Treasure of Calabria

Treasure of Calabria

[ July, 2015 ] If you ask someone from Calabria what you should see there, he or she would say “The Bronzes of Riace”.

These are the statues found by a diver, who was diving offshore of Riace and reported that  “there was something that vaguely resembled a human arm”.

These statues are warriors who were about 2 metres tall and both of them have a great muscular body.

The scholars think they were made around the 5th century BC and during the transportation from Greece to Rome around the 1st century BC, they sank because of a shipwreck.

They are treasured in the unfinished museum in Reggio di Calabria, now.

When we tried to enter this room from the other room through a half open door, a staff member rushed over to us and said ” you have to go around to the other door”.

In fact, all the visitors have to go into a room for sterilization for about three minutes before going into the exhibition room.

Then why was the other door half open?

Among the two statues, the one with the rich hair (called A) was made some decades before B and his teeth are made of silver.

B has lost one eye and the beard was made less elaborately.

By the way, there was another mourning curator here.

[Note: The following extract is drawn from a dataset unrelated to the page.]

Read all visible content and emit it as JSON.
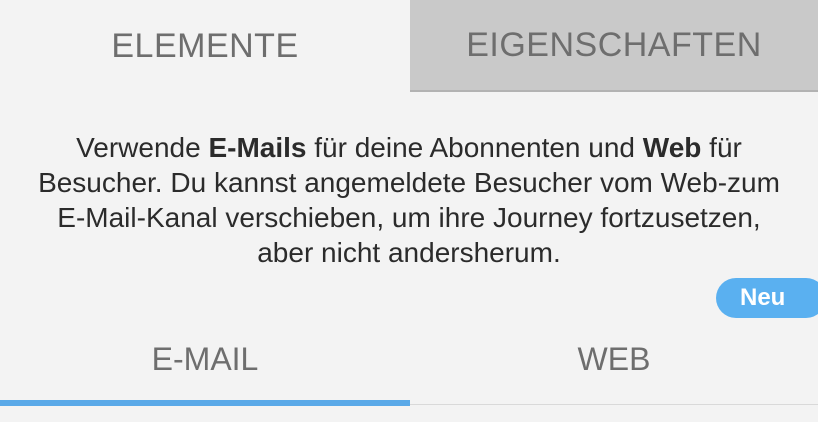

Apparently, when they started showing these bronzes, there were as many as 10,000 visitors every day, forming long queues, but now, for example,  only 200,000 people came during the whole of last year.

They thought the Milan EXPO this year was a good opportunity to invite people here, so they were doing some campaigns such as reducing the air fare from Milan, but because of the lack of advertisement, not many people have come, he said.